J'ouvre grand la porte et l'automne me prend aussitôt à la gorge comme s'il voulait m'étrangler.

Il est magnifique dans sa parure rousse et or, je vais succomber c'est sûr ; quelques oiseaux sur les branches des mélèzes s'égosillent, mon cœur bat trop fort.

Je ramasse avec un plaisir puéril quelques châtaignes, fais craquer les feuilles sous mes pieds avec bonheur et je respire tandis que le chien passe et pisse partout.

Il est devenu fou le pauvre, ce n'est pas facile d'être un chien d'écrivain je le sais bien.

Il aboie enfin.

Après six mois de confinement je suis libre, mon roman est enfin achevé.

Il m'a donné parfois bien du fil à retordre, mais que sont les nuits d'insomnie, l'odeur du renfermé mêlée à celle du café et du tabac froid devant ce manuscrit fini ?

Il est là une fois pour toutes, il attend, il a déjà tracé sa route et demain il partira vers sa destinée.

 

Le ciel est immense, je ne m'en souvenais plus.
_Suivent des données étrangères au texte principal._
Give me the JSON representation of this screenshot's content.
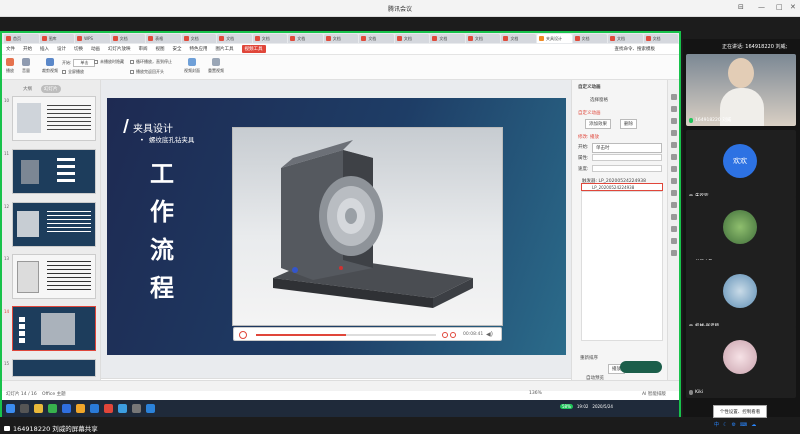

La tête me tourne, je dois m'asseoir sur une souche, les champignons se poussent pour me laisser la place et le chien me regarde de ses grands yeux d'éternité.

« Salut lutin ! » s'exclame un écureuil en me jetant une poignée de noisettes et un troupeau de rennes s'arrête à mes côtés « n'oublie pas ton vœu de Noël ! »
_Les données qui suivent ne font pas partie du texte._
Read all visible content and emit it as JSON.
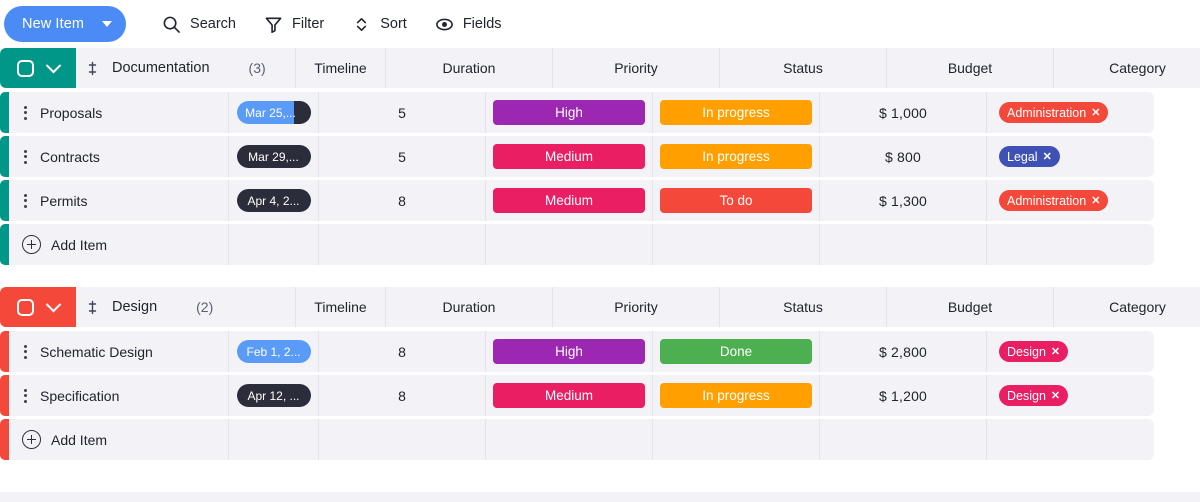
{
  "toolbar": {
    "new_item_label": "New Item",
    "items": [
      {
        "label": "Search",
        "icon": "search-icon"
      },
      {
        "label": "Filter",
        "icon": "filter-icon"
      },
      {
        "label": "Sort",
        "icon": "sort-icon"
      },
      {
        "label": "Fields",
        "icon": "eye-icon"
      }
    ]
  },
  "columns": [
    "Timeline",
    "Duration",
    "Priority",
    "Status",
    "Budget",
    "Category"
  ],
  "add_column_icon": "plus-circle-icon",
  "add_item_label": "Add Item",
  "colors": {
    "new_item_button": "#4a8bf5",
    "group_documentation": "#009688",
    "group_design": "#f4483a",
    "priority_high": "#9c27b0",
    "priority_medium": "#e91e63",
    "status_in_progress": "#ffa000",
    "status_to_do": "#f4483a",
    "status_done": "#4caf50",
    "tag_administration": "#f4483a",
    "tag_legal": "#3f51b5",
    "tag_design": "#e91e63",
    "timeline_blue": "#5b9bf8",
    "timeline_dark": "#2b2d3a",
    "cell_background": "#f3f3f7"
  },
  "groups": [
    {
      "name": "Documentation",
      "count": "(3)",
      "accent": "#009688",
      "rows": [
        {
          "name": "Proposals",
          "timeline": "Mar 25,...",
          "timeline_style": "blue",
          "duration": "5",
          "priority": "High",
          "priority_color": "#9c27b0",
          "status": "In progress",
          "status_color": "#ffa000",
          "budget": "$ 1,000",
          "category": "Administration",
          "category_color": "#f4483a"
        },
        {
          "name": "Contracts",
          "timeline": "Mar 29,...",
          "timeline_style": "dark",
          "duration": "5",
          "priority": "Medium",
          "priority_color": "#e91e63",
          "status": "In progress",
          "status_color": "#ffa000",
          "budget": "$ 800",
          "category": "Legal",
          "category_color": "#3f51b5"
        },
        {
          "name": "Permits",
          "timeline": "Apr 4, 2...",
          "timeline_style": "dark",
          "duration": "8",
          "priority": "Medium",
          "priority_color": "#e91e63",
          "status": "To do",
          "status_color": "#f4483a",
          "budget": "$ 1,300",
          "category": "Administration",
          "category_color": "#f4483a"
        }
      ]
    },
    {
      "name": "Design",
      "count": "(2)",
      "accent": "#f4483a",
      "rows": [
        {
          "name": "Schematic Design",
          "timeline": "Feb 1, 2...",
          "timeline_style": "blue-full",
          "duration": "8",
          "priority": "High",
          "priority_color": "#9c27b0",
          "status": "Done",
          "status_color": "#4caf50",
          "budget": "$ 2,800",
          "category": "Design",
          "category_color": "#e91e63"
        },
        {
          "name": "Specification",
          "timeline": "Apr 12, ...",
          "timeline_style": "dark",
          "duration": "8",
          "priority": "Medium",
          "priority_color": "#e91e63",
          "status": "In progress",
          "status_color": "#ffa000",
          "budget": "$ 1,200",
          "category": "Design",
          "category_color": "#e91e63"
        }
      ]
    }
  ]
}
Je me mets à pleurer, c'était inévitable.

Le chien ne supporte pas ça, il pose sa tête dans mon cou et lèche mes mains et je pleure encore plus c'est la dépression post-partum, rien de grave.
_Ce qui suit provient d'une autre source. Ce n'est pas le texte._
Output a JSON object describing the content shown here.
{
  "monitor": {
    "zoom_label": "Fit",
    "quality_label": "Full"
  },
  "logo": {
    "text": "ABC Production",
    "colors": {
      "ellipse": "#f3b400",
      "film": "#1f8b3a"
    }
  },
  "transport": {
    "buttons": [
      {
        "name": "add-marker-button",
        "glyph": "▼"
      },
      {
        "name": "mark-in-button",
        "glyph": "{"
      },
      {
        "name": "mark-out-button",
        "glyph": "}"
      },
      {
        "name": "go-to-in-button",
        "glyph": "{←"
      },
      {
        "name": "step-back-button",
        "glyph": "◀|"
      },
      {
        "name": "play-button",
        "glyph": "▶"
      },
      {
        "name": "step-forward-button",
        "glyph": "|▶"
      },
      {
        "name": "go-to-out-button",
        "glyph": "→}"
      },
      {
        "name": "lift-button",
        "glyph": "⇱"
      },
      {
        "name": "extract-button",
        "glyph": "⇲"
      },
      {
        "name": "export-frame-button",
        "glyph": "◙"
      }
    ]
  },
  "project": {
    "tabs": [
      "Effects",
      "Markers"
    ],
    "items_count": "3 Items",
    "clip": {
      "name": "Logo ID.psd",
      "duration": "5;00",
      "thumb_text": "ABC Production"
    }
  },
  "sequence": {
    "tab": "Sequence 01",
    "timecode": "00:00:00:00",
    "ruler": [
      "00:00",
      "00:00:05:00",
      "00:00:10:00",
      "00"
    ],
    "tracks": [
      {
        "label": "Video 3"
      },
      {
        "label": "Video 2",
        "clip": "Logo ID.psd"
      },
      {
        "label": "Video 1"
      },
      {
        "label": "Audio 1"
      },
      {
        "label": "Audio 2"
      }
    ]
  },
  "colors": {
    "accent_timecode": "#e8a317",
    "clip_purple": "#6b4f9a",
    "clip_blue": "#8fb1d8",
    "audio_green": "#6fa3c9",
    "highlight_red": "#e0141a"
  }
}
Je me secoue, rajuste mon bonnet.

 

Et nous rentrons tous deux à la même cadence, on va allumer la cheminée et regarder les ombres qui dansent sur les murs dépouillés.

Je pense à un sapin d'autrefois que j'ai gardé et que je pourrais descendre du grenier et puis je me ravise, il n'aurait plus la même emprise.

 

La porte s'est fermée je suis très étonnée car il n'y a pas de vent.

J'entre … le chien sur mes talons ; j'enlève mon bonnet.

 

Tous les personnages de mon roman se sont échappés ils ont voulu décider eux-mêmes ; sans doute n'ont-ils pas été satisfaits du sort que je leur avais réservé.

Je n'aurais peut-être pas dû ouvrir en grand les fenêtres et la porte, c'était trop tôt.

L'hiver est là avec toutes ses feuilles blanches.

L'inspiration ne reviendra jamais de la même façon.

Neuf mois de perdus, dix de retrouvés je vais commencer un nouveau roman.

Et le chien, résigné, se recouche.

J'écris mon vœu de Noël ; tout le reste, n'a au fond, aucune importance.

Ma vie est un roman avec un chien qui, seul, écoute mes histoires.

Je crois que j'écris mais ne fais que rêver.

Je remets mon bonnet. Il se met à neiger.